Failed (overheated?) X2 Mini Mill

I replace the with better one try Amazon or eBay.
Even fix the broad you have it still a week

Dave
Hi all,

I screwed this thing up the other day and thought I fixed it, but evidently haven't. It's the Harbor Freight version (44991) with the regular cylindrical black motor.

I tried to hog too much steel a couple days ago, which caused what I thought was some sort of overheating protection. The machine was dead, but still getting power (good fuse, power light and exhaust fan active). I tried to let it cool a while, which didn't help, so I pulled the PCB from the rear box to check it (not quite as easy as it sounds). Nothing showed any obvious failure or signs of heat, and the solder joints looked OK. There was a forum post where someone had the main bridge rectifier fail, so I checked that and was getting no continuity (in circuit) on diode checks. I put in a beefier heatsinked one, but somehow the original read OK after I got it out (possibly poor probe contact when I checked it -my fault).

Anyway, all was well. It powered back up and I figured maybe that was it. I did a couple light tasks on it afterward, and went back to my steel dovetails tonight. After a couple decent cuts, it dies again. I wait a while and it still won't start. I give it a light Fonzarelli bump on the side of the control box and it starts, so I'm figuring maybe there's a bad connection I can look for later. I now think that brief rebirth was just coincidence, as it died again during the next couple cuts. No tapping in, or outside the two boxes changed anything, and the connections look solid. Unfortunately, I even pushed the new rectifier's heatsink into the nearby inductor and popped some sparks, so I'm hoping I didn't break anything new.

Any idea what this might be? The stalls and shutoff are clearly happening on strain, and seems likely to have started after that initial overload cut. It also has reached a point where nothing is even warm anymore, and I've popped the top off the motor and looked around, and don't see signs or smells of burning. During the brief times that it was running again, it seemed fine.

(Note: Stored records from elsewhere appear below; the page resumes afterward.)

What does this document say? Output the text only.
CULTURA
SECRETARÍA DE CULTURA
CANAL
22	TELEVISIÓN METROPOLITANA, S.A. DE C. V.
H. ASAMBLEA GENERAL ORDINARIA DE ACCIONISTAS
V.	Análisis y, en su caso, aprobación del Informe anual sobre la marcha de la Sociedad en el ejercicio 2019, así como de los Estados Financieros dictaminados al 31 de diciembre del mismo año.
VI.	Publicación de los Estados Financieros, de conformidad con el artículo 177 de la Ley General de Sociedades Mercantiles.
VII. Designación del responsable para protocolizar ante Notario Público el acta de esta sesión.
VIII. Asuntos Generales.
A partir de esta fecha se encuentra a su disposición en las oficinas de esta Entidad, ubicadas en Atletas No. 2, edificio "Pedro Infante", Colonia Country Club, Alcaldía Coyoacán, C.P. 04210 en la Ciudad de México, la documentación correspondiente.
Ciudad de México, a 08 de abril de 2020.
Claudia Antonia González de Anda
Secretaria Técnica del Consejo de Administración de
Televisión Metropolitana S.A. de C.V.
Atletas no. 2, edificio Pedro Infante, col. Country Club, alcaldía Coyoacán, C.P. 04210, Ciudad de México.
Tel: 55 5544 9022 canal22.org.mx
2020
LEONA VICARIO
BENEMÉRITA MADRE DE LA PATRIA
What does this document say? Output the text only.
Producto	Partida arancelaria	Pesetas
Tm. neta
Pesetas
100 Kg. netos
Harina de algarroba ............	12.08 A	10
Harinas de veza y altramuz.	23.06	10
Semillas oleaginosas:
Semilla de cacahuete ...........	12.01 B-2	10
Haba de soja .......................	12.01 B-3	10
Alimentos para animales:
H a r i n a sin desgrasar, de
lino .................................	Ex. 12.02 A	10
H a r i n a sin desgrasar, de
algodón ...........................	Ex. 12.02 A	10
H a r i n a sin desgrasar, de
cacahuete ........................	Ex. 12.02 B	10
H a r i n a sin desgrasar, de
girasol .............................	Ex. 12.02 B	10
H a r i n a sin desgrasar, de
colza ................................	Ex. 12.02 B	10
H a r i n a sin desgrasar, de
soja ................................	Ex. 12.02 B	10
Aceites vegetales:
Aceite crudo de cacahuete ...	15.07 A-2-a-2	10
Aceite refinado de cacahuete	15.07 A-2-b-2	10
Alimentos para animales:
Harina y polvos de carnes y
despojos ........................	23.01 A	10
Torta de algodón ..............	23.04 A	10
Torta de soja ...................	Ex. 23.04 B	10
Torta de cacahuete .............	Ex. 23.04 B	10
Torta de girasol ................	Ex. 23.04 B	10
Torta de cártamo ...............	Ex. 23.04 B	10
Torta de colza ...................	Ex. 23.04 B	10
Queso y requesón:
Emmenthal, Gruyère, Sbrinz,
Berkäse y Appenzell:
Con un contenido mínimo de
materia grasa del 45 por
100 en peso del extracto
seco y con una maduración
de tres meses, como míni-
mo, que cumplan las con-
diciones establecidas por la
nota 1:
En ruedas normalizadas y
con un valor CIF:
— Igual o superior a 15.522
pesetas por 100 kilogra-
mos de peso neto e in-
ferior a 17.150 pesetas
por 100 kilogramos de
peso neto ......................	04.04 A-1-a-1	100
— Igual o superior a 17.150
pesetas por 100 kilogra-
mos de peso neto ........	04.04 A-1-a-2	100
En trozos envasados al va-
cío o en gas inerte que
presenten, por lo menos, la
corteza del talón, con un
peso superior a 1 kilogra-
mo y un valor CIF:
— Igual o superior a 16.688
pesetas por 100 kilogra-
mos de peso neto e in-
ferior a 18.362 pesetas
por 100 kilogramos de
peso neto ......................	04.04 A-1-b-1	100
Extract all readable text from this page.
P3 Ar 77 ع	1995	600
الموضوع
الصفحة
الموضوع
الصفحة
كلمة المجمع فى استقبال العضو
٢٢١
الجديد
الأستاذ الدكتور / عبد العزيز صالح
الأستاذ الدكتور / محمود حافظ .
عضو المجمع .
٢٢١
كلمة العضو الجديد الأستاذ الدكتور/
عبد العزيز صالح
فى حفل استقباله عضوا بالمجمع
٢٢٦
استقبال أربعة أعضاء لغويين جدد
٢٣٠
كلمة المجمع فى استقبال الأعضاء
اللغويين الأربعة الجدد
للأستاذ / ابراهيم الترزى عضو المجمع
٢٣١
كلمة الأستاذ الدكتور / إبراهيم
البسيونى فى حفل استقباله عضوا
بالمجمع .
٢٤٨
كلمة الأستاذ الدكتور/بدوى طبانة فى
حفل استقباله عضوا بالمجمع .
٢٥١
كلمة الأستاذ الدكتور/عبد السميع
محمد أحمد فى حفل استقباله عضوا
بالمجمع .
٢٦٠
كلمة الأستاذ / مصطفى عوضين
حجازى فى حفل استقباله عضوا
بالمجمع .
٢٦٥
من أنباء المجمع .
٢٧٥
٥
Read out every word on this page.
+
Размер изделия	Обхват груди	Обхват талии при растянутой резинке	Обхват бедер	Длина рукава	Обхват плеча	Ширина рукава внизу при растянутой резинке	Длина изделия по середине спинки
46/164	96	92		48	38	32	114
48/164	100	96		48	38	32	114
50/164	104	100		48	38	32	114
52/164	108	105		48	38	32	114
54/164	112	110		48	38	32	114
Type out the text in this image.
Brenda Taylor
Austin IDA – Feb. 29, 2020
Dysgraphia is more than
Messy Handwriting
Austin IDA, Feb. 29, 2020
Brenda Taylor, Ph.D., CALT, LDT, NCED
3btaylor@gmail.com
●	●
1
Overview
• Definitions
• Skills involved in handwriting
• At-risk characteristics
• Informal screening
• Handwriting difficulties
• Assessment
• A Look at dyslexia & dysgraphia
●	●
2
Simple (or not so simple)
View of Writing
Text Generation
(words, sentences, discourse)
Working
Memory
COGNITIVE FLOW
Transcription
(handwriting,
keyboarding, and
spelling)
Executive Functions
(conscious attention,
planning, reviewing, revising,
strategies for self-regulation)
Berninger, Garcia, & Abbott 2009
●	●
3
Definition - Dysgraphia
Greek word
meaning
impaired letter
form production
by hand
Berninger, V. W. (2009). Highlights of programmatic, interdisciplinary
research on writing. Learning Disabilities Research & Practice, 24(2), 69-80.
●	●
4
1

Sorry for all the text and any help is appreciated.

Thanks!

PS- I'm guessing that small red LED on the power board is supposed to be lit?
0
 
Hey Mark,

I probably won't know for (hopefully) a couple days when the parts show up. It's a prime suspect though as it was definitely burned through when I got it out. It's back on there now (minus a couple pieces of a millihenry :chunky: ). Wish I could have put something a little heavier on there knowing that the original is barely up for the task.
 
Dave,

Do you mean with a better board or better version of that choke? I was thinking a little while ago how nice it would be if some generous nerd amongst us redesigned a nicer board and had the files up for DIY.
 
I suspect that the loose choke wire was the culprit and that your board probably works now. I would STRONGLY suggest that you put the new parts aside as spares unless you really have a compelling reason to change them all out. You can only make things more complicated for yourself.
The operating phrase here is "do the minimum to get it back on the air"
Mark
 
Mark,

I would repopulate the board, but with all the warnings I saw about how fragile a couple of them were, I'd feel like they were compromised parts. The opto's in particular were a pain to desolder and were said to be highly susceptible to overheating. I was careful to protect the board and surrounding parts during removal, but didn't care much about anything I figured was getting replaced.

Take Care
 
Dave,

Do you mean with a better board or better version of that choke? I was thinking a little while ago how nice it would be if some generous nerd amongst us redesigned a nicer board and had the files up for DIY.
A new controller that is heave duty so does not go out

Dave

Sent from my SAMSUNG-SM-J320A using Tapatalk
 
It's back!!

Looks to be doing fine with the new stuff (knock on wood). I have no idea what that torque trimmer was at before, so I'll be going to look up info on how to set it later. I don't think I messed with the speed one, but I've got a cheap handheld tachometer, so I may try to calibrate the machine to my belt drive pulleys while I'm in there.

Lesson to anybody that burns one of these up- Look up under that coil before you extract anything else (wish I had). For what it's worth, the coil measured as 14mH after unrolling one winding for repair. The pins are about 16mm spacing, and the wire is 0.8mm or something in diameter (maybe 20ga). Not sure what the original specs are, as the schematics I saw simply label it as "L" with no value. This is the FC350BJ/110V board with the integrated digital circuit.

Take Care
 
Congratulations on getting it fixed!